Something hard and cold brushes against my knuckle and I touch it, realizing it's a rock. A rock with a sharp edge.
In a matter of a few minutes, I've worn out whatever bind is keeping my hands behind my back.
It's easy. Too easy, in fact. As if whoever tied me up deliberately made sure I could unfasten the rope. With my hands free, I tear off the cloth from my eyes.
It's still almost pitch black in here, but as I look upward I suddenly recognize this place.
And I wish that I had kept the bandana on.
The cabin.
It's the same square hole, with the faintest of light coming from the opening above me.
I was always going to come back and check it out, see where the dark opening led to.
A cold breeze seems to whisper at me in response.
I stare in its direction.
Something's there.
It's a crazy thought, and I know that I need to get out of here. But my arms are just starting to get some feeling in them, and my head is only slightly out of its foggy hole.
Get out of here now, Chris.
I massage the dirt walls to find that ladder again. I soon lock on t
o a railing and start to pull myself up.
That's when I hear the voice.
"Chrisssssssssssss."
I'm so freaked out that I grab onto the railing above me in the wrong way and then I find I'm not grabbing anything.

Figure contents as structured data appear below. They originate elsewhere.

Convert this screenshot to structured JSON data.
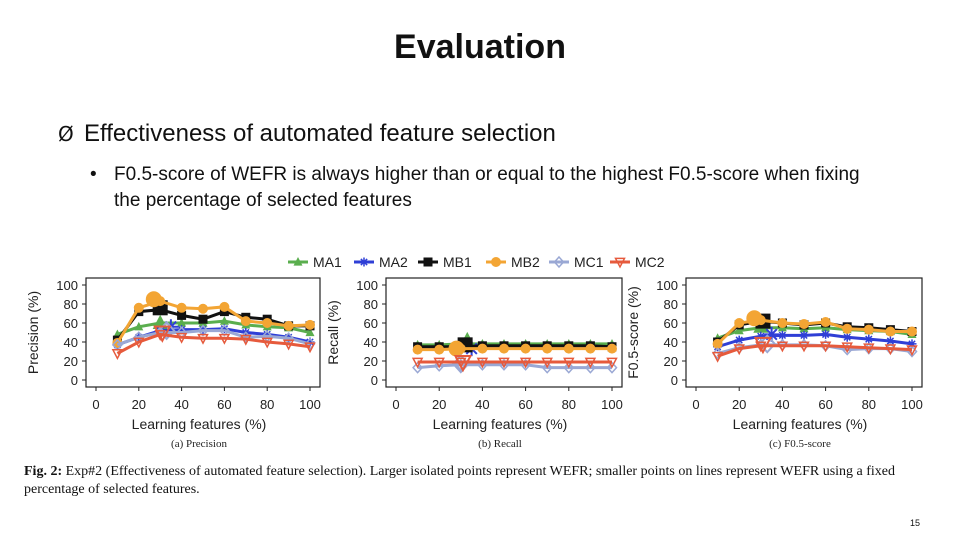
{
  "slide": {
    "title": "Evaluation",
    "bullet_level1": "Effectiveness of automated feature selection",
    "bullet_level1_marker": "Ø",
    "bullet_level2_marker": "•",
    "bullet_level2": "F0.5-score of WEFR is always higher than or equal to the highest F0.5-score when fixing the percentage of selected features",
    "caption_label": "Fig. 2:",
    "caption_text": " Exp#2 (Effectiveness of automated feature selection). Larger isolated points represent WEFR; smaller points on lines represent WEFR using a fixed percentage of selected features.",
    "page_number": "15"
  },
  "colors": {
    "MA1": "#5aae4e",
    "MA2": "#2f3fd6",
    "MB1": "#111111",
    "MB2": "#f3a534",
    "MC1": "#9aa8d4",
    "MC2": "#e65a3c"
  },
  "chart_data": [
    {
      "type": "line",
      "sub_caption": "(a) Precision",
      "xlabel": "Learning features (%)",
      "ylabel": "Precision (%)",
      "xlim": [
        0,
        100
      ],
      "ylim": [
        0,
        100
      ],
      "xticks": [
        0,
        20,
        40,
        60,
        80,
        100
      ],
      "yticks": [
        0,
        20,
        40,
        60,
        80,
        100
      ],
      "x": [
        10,
        20,
        30,
        40,
        50,
        60,
        70,
        80,
        90,
        100
      ],
      "series": [
        {
          "name": "MA1",
          "marker": "triangle",
          "values": [
            48,
            56,
            60,
            60,
            60,
            62,
            58,
            56,
            55,
            50
          ],
          "wefr": {
            "x": 30,
            "y": 60
          }
        },
        {
          "name": "MA2",
          "marker": "star",
          "values": [
            37,
            45,
            52,
            53,
            53,
            54,
            50,
            48,
            45,
            40
          ],
          "wefr": {
            "x": 35,
            "y": 56
          }
        },
        {
          "name": "MB1",
          "marker": "square",
          "values": [
            42,
            72,
            74,
            68,
            64,
            72,
            66,
            64,
            57,
            57
          ],
          "wefr": {
            "x": 30,
            "y": 76
          }
        },
        {
          "name": "MB2",
          "marker": "circle",
          "values": [
            39,
            76,
            83,
            76,
            75,
            77,
            62,
            60,
            57,
            58
          ],
          "wefr": {
            "x": 27,
            "y": 85
          }
        },
        {
          "name": "MC1",
          "marker": "diamond",
          "values": [
            37,
            45,
            50,
            50,
            52,
            52,
            45,
            46,
            44,
            38
          ],
          "wefr": {
            "x": 33,
            "y": 52
          }
        },
        {
          "name": "MC2",
          "marker": "triangle-down",
          "values": [
            28,
            40,
            48,
            45,
            44,
            44,
            43,
            40,
            38,
            35
          ],
          "wefr": {
            "x": 31,
            "y": 50
          }
        }
      ]
    },
    {
      "type": "line",
      "sub_caption": "(b) Recall",
      "xlabel": "Learning features (%)",
      "ylabel": "Recall (%)",
      "xlim": [
        0,
        100
      ],
      "ylim": [
        0,
        100
      ],
      "xticks": [
        0,
        20,
        40,
        60,
        80,
        100
      ],
      "yticks": [
        0,
        20,
        40,
        60,
        80,
        100
      ],
      "x": [
        10,
        20,
        30,
        40,
        50,
        60,
        70,
        80,
        90,
        100
      ],
      "series": [
        {
          "name": "MA1",
          "marker": "triangle",
          "values": [
            37,
            37,
            38,
            38,
            38,
            38,
            38,
            38,
            38,
            38
          ],
          "wefr": {
            "x": 33,
            "y": 42
          }
        },
        {
          "name": "MA2",
          "marker": "star",
          "values": [
            34,
            34,
            35,
            35,
            35,
            35,
            35,
            35,
            35,
            35
          ],
          "wefr": {
            "x": 35,
            "y": 33
          }
        },
        {
          "name": "MB1",
          "marker": "square",
          "values": [
            35,
            35,
            35,
            36,
            36,
            36,
            36,
            36,
            36,
            35
          ],
          "wefr": {
            "x": 32,
            "y": 37
          }
        },
        {
          "name": "MB2",
          "marker": "circle",
          "values": [
            32,
            32,
            33,
            33,
            33,
            33,
            33,
            33,
            33,
            33
          ],
          "wefr": {
            "x": 28,
            "y": 33
          }
        },
        {
          "name": "MC1",
          "marker": "diamond",
          "values": [
            13,
            15,
            16,
            16,
            16,
            16,
            13,
            13,
            13,
            13
          ],
          "wefr": {
            "x": 30,
            "y": 17
          }
        },
        {
          "name": "MC2",
          "marker": "triangle-down",
          "values": [
            19,
            19,
            19,
            19,
            19,
            19,
            19,
            19,
            19,
            19
          ],
          "wefr": {
            "x": 31,
            "y": 19
          }
        }
      ]
    },
    {
      "type": "line",
      "sub_caption": "(c) F0.5-score",
      "xlabel": "Learning features (%)",
      "ylabel": "F0.5-score (%)",
      "xlim": [
        0,
        100
      ],
      "ylim": [
        0,
        100
      ],
      "xticks": [
        0,
        20,
        40,
        60,
        80,
        100
      ],
      "yticks": [
        0,
        20,
        40,
        60,
        80,
        100
      ],
      "x": [
        10,
        20,
        30,
        40,
        50,
        60,
        70,
        80,
        90,
        100
      ],
      "series": [
        {
          "name": "MA1",
          "marker": "triangle",
          "values": [
            44,
            52,
            55,
            55,
            54,
            55,
            53,
            52,
            51,
            48
          ],
          "wefr": {
            "x": 30,
            "y": 56
          }
        },
        {
          "name": "MA2",
          "marker": "star",
          "values": [
            35,
            42,
            46,
            47,
            47,
            48,
            45,
            43,
            41,
            38
          ],
          "wefr": {
            "x": 35,
            "y": 48
          }
        },
        {
          "name": "MB1",
          "marker": "square",
          "values": [
            40,
            58,
            62,
            60,
            58,
            60,
            56,
            55,
            53,
            51
          ],
          "wefr": {
            "x": 31,
            "y": 62
          }
        },
        {
          "name": "MB2",
          "marker": "circle",
          "values": [
            38,
            60,
            63,
            60,
            59,
            61,
            54,
            53,
            51,
            51
          ],
          "wefr": {
            "x": 27,
            "y": 65
          }
        },
        {
          "name": "MC1",
          "marker": "diamond",
          "values": [
            28,
            34,
            37,
            37,
            37,
            36,
            32,
            33,
            33,
            30
          ],
          "wefr": {
            "x": 33,
            "y": 38
          }
        },
        {
          "name": "MC2",
          "marker": "triangle-down",
          "values": [
            25,
            33,
            36,
            36,
            36,
            36,
            35,
            34,
            33,
            32
          ],
          "wefr": {
            "x": 31,
            "y": 38
          }
        }
      ]
    }
  ]
}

My fall back to the ground knocks the wind out of me.
I cough and stand and search for the railings again.
"I see you, Chrisssssssssss."
The voice is low and soft and sick and evil.
And it sounds like it's five feet away.
My skin is crawling with bumps and my mind is tearing off in fear and I'm reaching and climbing and slipping and holding and in what seems like an hour I make my way up and out of that hole.
I scramble away from its opening like some tiny animal escaping the jaws of death. I knock over a chair and find myself tumbling again, my body landing on the dull edge of something that scrapes my side.
It's dark outside, but I can see the windows and slight gray opposed to the black of the hole.
I see the door and open it and scramble outside into the woods, sucking in air and gasping and probably looking like someone possessed.
All I know is that I need to get back to my house.
It's downhill.
I know I shouldn't be sprinting through the woods because I might trip and fall onto something really, really sharp, but it's better than whatever is behind me in that cabin.
Underneath that cabin in that ungodly hole.
I'm back home before I know it, and I'm in my living room for several minutes breathing in and out before I notice the blood on my shirt.
"Mom?" I call out several times.
But she's not here. Fortunately.
I don't have to explain something I can't.
Sooner or later it's going to hit me how much trouble I'm in.
I'm listening to The Smiths and wondering if life can get any worse.
I don't want to find out.
I know what I have to do.
I make mental notes of the situation.
There's Mom. Trying to work her away around the sadness she's been left in.
There's Dad. Somewhere else far, far away with whatever God he believes he knows.
There's Jocelyn. This beautiful girl, inside and out, who somehow finds herself in all this trouble.
There's Gus and his friends who want to pound my face into the ground.